Наш дом на углу улицы Лаутензакгассе походил более на замок, чем на обычную загородную виллу, с его большой башней и большим садом, где мы часто праздновали дни рождения.
Я очень любила наш оживленный дом. Мы не были богаты, но жили в уюте и тепле, а стеклопакеты защищали нас от суровых венских зим. У нас была горничная, которая жила в маленькой комнате за кухней, и другие женщины приходили каждую неделю, чтобы помочь со стиркой и шитьем.
Если бы вы могли заглянуть к нам, то увидели бы меня в нише моей спальни, сидящую за столиком, на котором стоит чайный сервиз, или всех нас за обедом в столовой, украшенной цветастыми обоями. Ночью можно было бы услышать, как Хайнц шепчет мне что-то на большой веранде, пока мы смотрим на звезды, и рассказывает свои любимые истории из книг Карла Мая про Виннету и Старину Шаттерхенда.
В нашем районе жило мало евреев, несмотря на то что имелась синагога, и мы с Хайнцем в действительности начали узнавать историю своей религии и культуры только тогда, когда пошли в школу. Все австрийские дети обязательно получали религиозное образование. Для подавляющего большинства учеников это означало изучение основ католицизма, но мы три раза в неделю посещали отдельные уроки – таким образом, все понимали, что мы евреи.

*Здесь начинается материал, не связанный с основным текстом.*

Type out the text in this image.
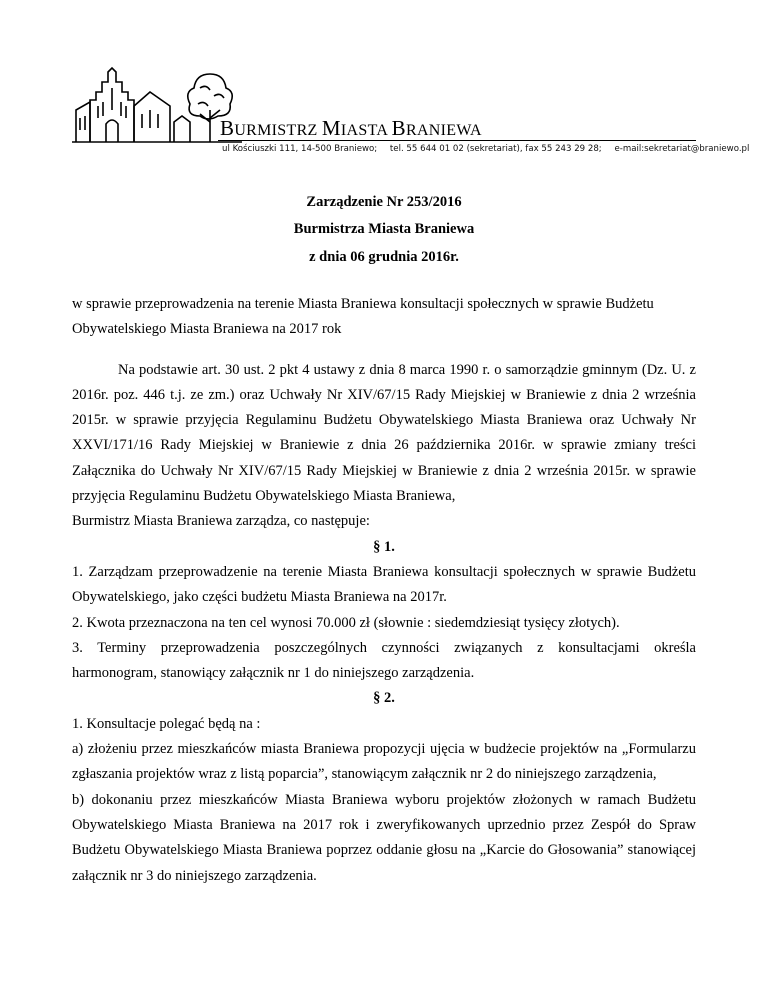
BURMISTRZ MIASTA BRANIEWA
ul Kościuszki 111, 14-500 Braniewo; tel. 55 644 01 02 (sekretariat), fax 55 243 29 28; e-mail:sekretariat@braniewo.pl
Zarządzenie Nr 253/2016
Burmistrza Miasta Braniewa
z dnia 06 grudnia 2016r.

w sprawie przeprowadzenia na terenie Miasta Braniewa konsultacji społecznych w sprawie Budżetu Obywatelskiego Miasta Braniewa na 2017 rok

Na podstawie art. 30 ust. 2 pkt 4 ustawy z dnia 8 marca 1990 r. o samorządzie gminnym (Dz. U. z 2016r. poz. 446 t.j. ze zm.) oraz Uchwały Nr XIV/67/15 Rady Miejskiej w Braniewie z dnia 2 września 2015r. w sprawie przyjęcia Regulaminu Budżetu Obywatelskiego Miasta Braniewa oraz Uchwały Nr XXVI/171/16 Rady Miejskiej w Braniewie z dnia 26 października 2016r. w sprawie zmiany treści Załącznika do Uchwały Nr XIV/67/15 Rady Miejskiej w Braniewie z dnia 2 września 2015r. w sprawie przyjęcia Regulaminu Budżetu Obywatelskiego Miasta Braniewa,

Burmistrz Miasta Braniewa zarządza, co następuje:

§ 1.

1. Zarządzam przeprowadzenie na terenie Miasta Braniewa konsultacji społecznych w sprawie Budżetu Obywatelskiego, jako części budżetu Miasta Braniewa na 2017r.

2. Kwota przeznaczona na ten cel wynosi 70.000 zł (słownie : siedemdziesiąt tysięcy złotych).

3. Terminy przeprowadzenia poszczególnych czynności związanych z konsultacjami określa harmonogram, stanowiący załącznik nr 1 do niniejszego zarządzenia.

§ 2.

1. Konsultacje polegać będą na :

a) złożeniu przez mieszkańców miasta Braniewa propozycji ujęcia w budżecie projektów na „Formularzu zgłaszania projektów wraz z listą poparcia”, stanowiącym załącznik nr 2 do niniejszego zarządzenia,

b) dokonaniu przez mieszkańców Miasta Braniewa wyboru projektów złożonych w ramach Budżetu Obywatelskiego Miasta Braniewa na 2017 rok i zweryfikowanych uprzednio przez Zespół do Spraw Budżetu Obywatelskiego Miasta Braniewa poprzez oddanie głosu na „Karcie do Głosowania” stanowiącej załącznik nr 3 do niniejszego zarządzenia.
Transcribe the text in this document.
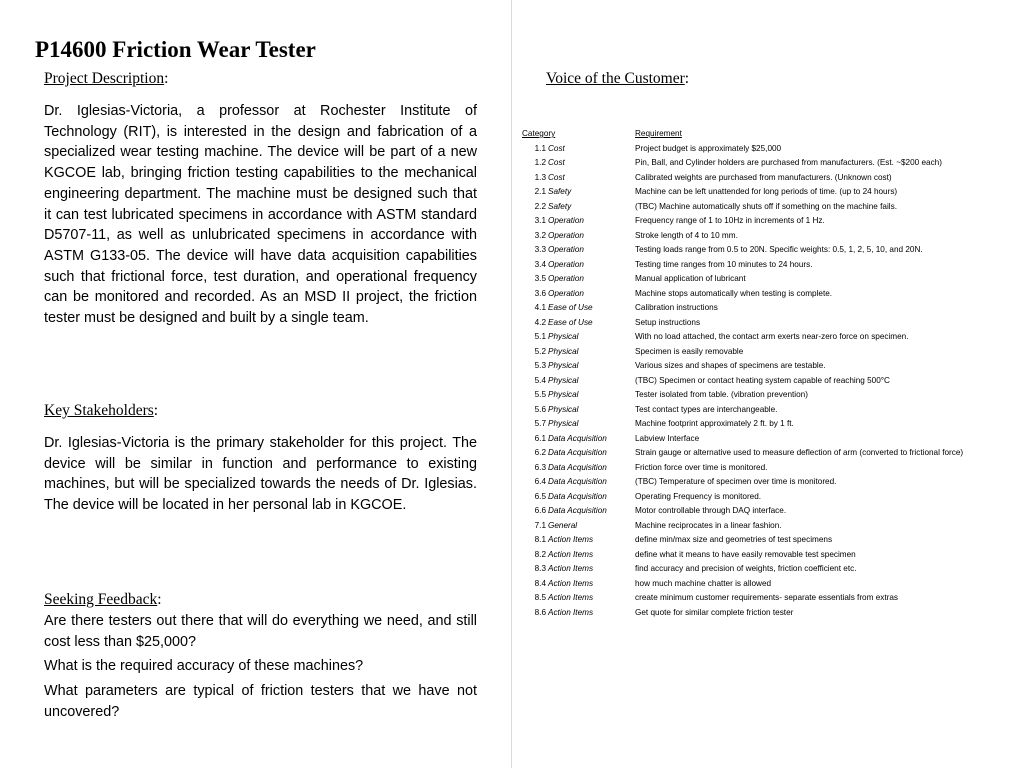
P14600 Friction Wear Tester

Project Description:

Dr. Iglesias-Victoria, a professor at Rochester Institute of Technology (RIT), is interested in the design and fabrication of a specialized wear testing machine. The device will be part of a new KGCOE lab, bringing friction testing capabilities to the mechanical engineering department. The machine must be designed such that it can test lubricated specimens in accordance with ASTM standard D5707-11, as well as unlubricated specimens in accordance with ASTM G133-05. The device will have data acquisition capabilities such that frictional force, test duration, and operational frequency can be monitored and recorded. As an MSD II project, the friction tester must be designed and built by a single team.

Key Stakeholders:

Dr. Iglesias-Victoria is the primary stakeholder for this project. The device will be similar in function and performance to existing machines, but will be specialized towards the needs of Dr. Iglesias. The device will be located in her personal lab in KGCOE.

Seeking Feedback:

Are there testers out there that will do everything we need, and still cost less than $25,000?

What is the required accuracy of these machines?

What parameters are typical of friction testers that we have not uncovered?

Voice of the Customer:

Category	Requirement
1.1 Cost	Project budget is approximately $25,000
1.2 Cost	Pin, Ball, and Cylinder holders are purchased from manufacturers. (Est. ~$200 each)
1.3 Cost	Calibrated weights are purchased from manufacturers. (Unknown cost)
2.1 Safety	Machine can be left unattended for long periods of time. (up to 24 hours)
2.2 Safety	(TBC) Machine automatically shuts off if something on the machine fails.
3.1 Operation	Frequency range of 1 to 10Hz in increments of 1 Hz.
3.2 Operation	Stroke length of 4 to 10 mm.
3.3 Operation	Testing loads range from 0.5 to 20N. Specific weights: 0.5, 1, 2, 5, 10, and 20N.
3.4 Operation	Testing time ranges from 10 minutes to 24 hours.
3.5 Operation	Manual application of lubricant
3.6 Operation	Machine stops automatically when testing is complete.
4.1 Ease of Use	Calibration instructions
4.2 Ease of Use	Setup instructions
5.1 Physical	With no load attached, the contact arm exerts near-zero force on specimen.
5.2 Physical	Specimen is easily removable
5.3 Physical	Various sizes and shapes of specimens are testable.
5.4 Physical	(TBC) Specimen or contact heating system capable of reaching 500°C
5.5 Physical	Tester isolated from table. (vibration prevention)
5.6 Physical	Test contact types are interchangeable.
5.7 Physical	Machine footprint approximately 2 ft. by 1 ft.
6.1 Data Acquisition	Labview Interface
6.2 Data Acquisition	Strain gauge or alternative used to measure deflection of arm (converted to frictional force)
6.3 Data Acquisition	Friction force over time is monitored.
6.4 Data Acquisition	(TBC) Temperature of specimen over time is monitored.
6.5 Data Acquisition	Operating Frequency is monitored.
6.6 Data Acquisition	Motor controllable through DAQ interface.
7.1 General	Machine reciprocates in a linear fashion.
8.1 Action Items	define min/max size and geometries of test specimens
8.2 Action Items	define what it means to have easily removable test specimen
8.3 Action Items	find accuracy and precision of weights, friction coefficient etc.
8.4 Action Items	how much machine chatter is allowed
8.5 Action Items	create minimum customer requirements- separate essentials from extras
8.6 Action Items	Get quote for similar complete friction tester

Нам нравились уроки религии, и мы с воодушевлением стали отмечать еврейские праздники и соблюдать традиции. Родители поддержали наш интерес и послушно начали зажигать свечи в пятницу вечером, перед Шаббатом. Пятничные вечера стали особым событием: мама звала Хайнца и меня, и мы помогали ей накрывать стол для субботней трапезы. Выкладывалось наше лучшее столовое серебро и фарфоровая посуда, свечи ставились в подсвечники – и это действо было самым главным для меня за всю неделю. Я гордилась тем, что росла в еврейской семье.
Однако ни отец, ни мать особо не интересовались религией. Мама была совершенно не осведомлена о многих иудейских обрядах, папа также не соблюдал ритуалы, однако очень переживал о сохранении нашего культурного достояния. В повседневной жизни это проявлялось в семейных празднованиях еврейской Пасхи и в полном отказе от свинины. Но случались времена, когда наша религия все-таки заявляла о себе гораздо более серьезно.
Иногда наша горничная-католичка брала нас с собой на мессу. Я думаю, делала она это в основном для того, чтобы просто иметь возможность самой ходить в церковь по воскресеньям, и я знаю, что у многих еврейских детей был такой же опыт, потому что большинство домашних работников в Вене были крестьянами из больших католических семей. Я наслаждалась этими прогулками, особенно церемонией, видами и запахами католической божественной литургии. Но когда мой отец узнал об этих поездках, он был в ярости и немедленно уволил нашу горничную.
Позже сестра моей матери и ее семья переехали в Англию, чтобы скрыться от нацистов, и обратились в христианство. Это глубоко расстроило моего отца. Он считал, что если человек родился иудеем, то он должен им остаться. По его мнению, обращение в другую религию из-за страха преследования говорило об отсутствии твердости характера.
Помимо того что мы соблюдали еврейские традиции, мы участвовали и в жизни Вены точно так же, как другие австрийцы. Хотя мы не праздновали Рождество как таковое, мы приветствовали Святого Николая и его помощника Черного Питера в день их праздника, который приходился на 5 декабря. Многие годы я ждала подарка от Святого Николая, предшественника Санта-Клауса, – маленькую красную машинку с педалями. Я намекала о своем желании родителям за несколько месяцев до заветной даты и в долгожданный день просыпалась рано утром и смотрела под кровать: не появилась ли машинка за ночь? Этого так и не произошло, но моя первая настоящая машина, которую я купила, была красного цвета.